Dan Raka..
Lelaki itu tetap hadir, setiap hari, tanpa jeda. Kadang hanya duduk di sampingnya tanpa berkata apa-apa. Kadang membawakannya bunga liar yang dipetik dari halaman belakang rumah sakit. Kadang hanya sekadar diam menatap langit bersamanya. Tapi Nayla tahu, diam mereka bukan hampa---justru penuh arti.
Hari itu, saat Raka datang dengan wajah sedikit letih, Nayla menatapnya lebih lama dari biasanya.
"Kamu kelihatan capek. Kamu kerja sampingan lagi, ya?" tanyanya.
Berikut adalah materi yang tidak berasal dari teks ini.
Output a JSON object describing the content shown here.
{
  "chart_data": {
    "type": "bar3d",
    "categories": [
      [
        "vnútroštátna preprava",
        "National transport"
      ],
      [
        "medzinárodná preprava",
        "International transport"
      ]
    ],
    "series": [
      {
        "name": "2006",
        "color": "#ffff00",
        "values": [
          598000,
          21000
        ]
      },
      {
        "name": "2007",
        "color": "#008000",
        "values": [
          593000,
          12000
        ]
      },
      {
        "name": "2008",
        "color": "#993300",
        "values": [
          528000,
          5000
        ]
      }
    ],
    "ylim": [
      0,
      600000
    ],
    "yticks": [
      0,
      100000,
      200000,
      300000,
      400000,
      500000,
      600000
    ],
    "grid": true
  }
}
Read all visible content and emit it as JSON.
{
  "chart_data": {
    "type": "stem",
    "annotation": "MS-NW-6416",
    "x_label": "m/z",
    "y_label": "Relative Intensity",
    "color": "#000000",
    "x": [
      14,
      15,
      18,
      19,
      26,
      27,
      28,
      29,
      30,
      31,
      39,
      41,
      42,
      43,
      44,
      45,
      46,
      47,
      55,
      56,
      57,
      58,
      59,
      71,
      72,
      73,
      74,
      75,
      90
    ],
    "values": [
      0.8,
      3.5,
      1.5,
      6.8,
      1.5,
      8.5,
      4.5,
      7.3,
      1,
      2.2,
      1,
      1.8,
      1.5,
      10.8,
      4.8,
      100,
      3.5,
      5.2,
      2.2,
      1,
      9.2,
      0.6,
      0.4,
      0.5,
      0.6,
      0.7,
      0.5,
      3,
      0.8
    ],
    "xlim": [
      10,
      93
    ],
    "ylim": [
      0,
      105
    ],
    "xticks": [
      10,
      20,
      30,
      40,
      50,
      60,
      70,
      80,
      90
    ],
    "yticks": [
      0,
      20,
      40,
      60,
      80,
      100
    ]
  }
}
Raka tersenyum kecil. "Iya. Bantu temen bersihin gudang komunitas."
"Komunitas mana?"
"Temen-temen waktu kita aktif di kegiatan sosial kampus dulu. Kamu inget dikit-dikit kan?" jawab Raka sambil menaruh segelas teh hangat di meja.
Nayla mengangguk pelan. "Aku inget kamu suka jadi orang paling ribet waktu ngatur acara," katanya sambil tersenyum.
Mereka tertawa kecil. Tapi di balik senyum itu, Nayla tak tahu bahwa Raka tak hanya sekadar "bersihin gudang". Ia diam-diam menggalang dana lewat jejaring teman-teman lamanya---menjual barang bekas layak pakai, membuka lelang amal kecil, bahkan membuat donasi bertema "Untuk Senyuman Nayla".
---
Di rumah, kondisi keluarga Nayla makin sulit. Uang tabungan hampir habis. Ibunya harus menjual beberapa perhiasan simpanan untuk membayar obat Nayla. Ayahnya, yang selama ini diam, mulai putus asa.